Jakarta, Petrominer – PT Krakatau Steel (Persero) terus berbenah dan konsisten melakukan transformasi maupun restrukturisasi. Hasilnya, Krakatau Steel mampu melewati berbagai tantangan. Bahkan di tengah upaya tersebut, Badan Usaha Milik Negara (BUMN) ini tetap mendapatkan kepercayaan penuh dari para pemangku kepentingan.
Direktur Utama Krakatau Steel, Akbar Djohan, menyebutkan bahwa imbas dari kepercayaan publik tersebut terlihat dari meningkatnya harga saham Krakatau Steel.
“Kinerja ini tidak hanya menjadi catatan finansial semata, tetapi lebih jauh mencerminkan tumbuhnya trust publik dan investor terhadap Krakatau Steel,” jelas Akbar, Kamis (24/7).
Sementara Kepala Riset Praus Capital, Marolop Alfred Nainggolan, mengatakan kenaikan ini bersifat individu tanpa ada kontribusi sentimen sektoral dan sentiment pasar. Lonjakan harga saham Krakatau Steel dalam beberapa pekan juga menunjukkan bahwa pasar sangat responsif terhadap aksi pertumbuhan anorganik.
Aflred memberi contoh upaya menggandeng Delong Steel dalam investasi strategis di sektor baja dan potensi kerja sama strategis lainnya. Skala nilai kerja sama yang signifikan tentu akan memberikan dampak yang signifikan, selain kepercayaan dari produsen global kepada Krakatau Steel.
“Begitu juga dengan kepemilikan oleh PT Danantara Asset Management (Danantara), memberikan harapan besar untuk percepatan penyelesaiaan restrukturisasi yang ada di Perseroan,” ungkapnya.
Aksi Korporasi
Lebih lanjut, Akbar menjelaskan bahwa sejak bulan Maret 2025 hingga saat ini, Krakatau Steel telah melakukan berbagai kesepakatan kerja sama dan aksi korporasi. Di antaranya penandatanganan nota kesepahaman dengan Delong Steel Group, penandatanganan bersama Xiamien ITG Group Co., Ltd. (International Trade Group/ITG) dan PT Dexin Steel Indonesia dalam konteks BRICS Innovation Base Industry Project Matchmaking Meeting di Beijing, China, kerja sama dengan Tatarstan Trade House di Rusia, serta ekspor 2.400 ton baja ke Polandia.
“Setelah bulan Juli 2025 ini, Krakatau Steel melalui PT Krakatau Baja Industri dan PT Tata Metal Lestari kembali melakukan ekspor 10.000 ton ke Amerika Serikat,” paparnya.

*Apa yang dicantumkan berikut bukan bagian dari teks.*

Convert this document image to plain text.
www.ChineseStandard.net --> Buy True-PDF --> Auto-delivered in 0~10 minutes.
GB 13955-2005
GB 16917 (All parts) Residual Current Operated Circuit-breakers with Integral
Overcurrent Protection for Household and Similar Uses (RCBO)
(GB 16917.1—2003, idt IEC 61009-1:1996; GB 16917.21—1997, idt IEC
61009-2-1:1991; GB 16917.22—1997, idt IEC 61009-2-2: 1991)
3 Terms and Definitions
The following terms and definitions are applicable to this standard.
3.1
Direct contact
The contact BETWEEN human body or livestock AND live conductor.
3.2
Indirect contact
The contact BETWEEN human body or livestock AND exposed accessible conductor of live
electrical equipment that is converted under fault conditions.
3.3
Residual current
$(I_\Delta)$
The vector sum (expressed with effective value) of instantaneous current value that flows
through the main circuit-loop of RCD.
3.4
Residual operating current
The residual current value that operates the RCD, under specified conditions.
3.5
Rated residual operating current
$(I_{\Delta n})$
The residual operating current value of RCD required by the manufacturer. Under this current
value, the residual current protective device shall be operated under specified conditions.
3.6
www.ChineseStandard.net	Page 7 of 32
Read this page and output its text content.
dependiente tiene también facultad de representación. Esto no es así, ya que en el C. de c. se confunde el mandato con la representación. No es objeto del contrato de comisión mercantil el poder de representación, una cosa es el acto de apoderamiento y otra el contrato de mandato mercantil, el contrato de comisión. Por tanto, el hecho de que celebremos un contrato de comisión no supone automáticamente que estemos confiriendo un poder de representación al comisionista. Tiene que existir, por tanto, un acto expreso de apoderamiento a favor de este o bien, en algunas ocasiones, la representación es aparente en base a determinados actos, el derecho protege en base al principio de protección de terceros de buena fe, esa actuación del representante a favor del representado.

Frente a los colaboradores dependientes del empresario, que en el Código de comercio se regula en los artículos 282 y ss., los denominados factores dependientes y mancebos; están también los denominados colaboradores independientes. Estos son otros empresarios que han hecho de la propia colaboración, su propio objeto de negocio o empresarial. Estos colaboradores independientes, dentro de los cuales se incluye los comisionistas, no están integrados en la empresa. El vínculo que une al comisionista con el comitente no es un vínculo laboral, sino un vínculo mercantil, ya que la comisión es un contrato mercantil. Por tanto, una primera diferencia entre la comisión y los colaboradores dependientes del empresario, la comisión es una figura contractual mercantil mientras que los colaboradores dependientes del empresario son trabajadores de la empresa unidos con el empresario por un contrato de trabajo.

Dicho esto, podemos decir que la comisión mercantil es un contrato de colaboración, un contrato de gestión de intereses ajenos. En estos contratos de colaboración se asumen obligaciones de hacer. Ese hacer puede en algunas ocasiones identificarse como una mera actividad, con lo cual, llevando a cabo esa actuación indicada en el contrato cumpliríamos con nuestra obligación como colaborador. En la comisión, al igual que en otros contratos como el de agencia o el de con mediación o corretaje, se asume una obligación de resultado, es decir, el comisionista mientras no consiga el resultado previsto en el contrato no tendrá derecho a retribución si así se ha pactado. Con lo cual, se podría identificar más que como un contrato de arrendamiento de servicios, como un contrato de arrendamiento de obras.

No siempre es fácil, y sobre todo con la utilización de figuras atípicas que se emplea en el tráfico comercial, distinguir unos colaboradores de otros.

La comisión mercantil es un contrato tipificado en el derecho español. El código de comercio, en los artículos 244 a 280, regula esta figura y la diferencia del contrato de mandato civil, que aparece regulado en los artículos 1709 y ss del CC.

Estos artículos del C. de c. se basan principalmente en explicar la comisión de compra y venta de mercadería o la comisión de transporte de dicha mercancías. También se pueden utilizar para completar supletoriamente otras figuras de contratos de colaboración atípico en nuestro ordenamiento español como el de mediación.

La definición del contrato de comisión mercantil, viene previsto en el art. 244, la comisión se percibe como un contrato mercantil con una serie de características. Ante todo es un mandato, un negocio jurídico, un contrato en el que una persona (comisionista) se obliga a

Setelah seluruh BUMN bergabung bersama Danantara, banyak terjadi perubahan signifikan, terutama yang terkait leverage investasi untuk nilai tambah perusahaan ke depan.
“Birokrasi yang lebih cepat diharapkan terjadi setelah Krakatau Steel berada di bawah Danantara. Kami juga akan terus berupaya melakukan pengembangan dan perbaikan setelah diterimanya dukungan dana dari Danantara,” ujar Akbar.
Dalam kesempatan itu, dia juga menekankan bahwa industri baja harus melakukan procurement yang efisien. Setelah reaktivasi pabrik Hot Strip Mill 1, Krakatau Steel diharapkan terus secara optimal menghasilkan produk baja berkualitas.
“Sudah saatnya Krakatau Steel menjadi payung bagi industri baja di Indonesia, proyek-proyek strategis diharapkan dapat secara optimal menyerap produk baja domestik sehingga perekonomian Indonesia kuat, industri nasional meningkat seiring dengan meningkatnya kebutuhan baja dalam negeri,” tegas Akbar.
Dengan penataan kebijakan yang dilakukan oleh Pemerintah, dia mengaku yakin industri baja nasional lebih tangguh menghadapi gejolak ekonomi global. Pemerintah pun didesak agar tidak malu memperketat proteksi, safeguard, antidumping, maupun kebijakan yang berpihak pada pengembangan industri baja nasional.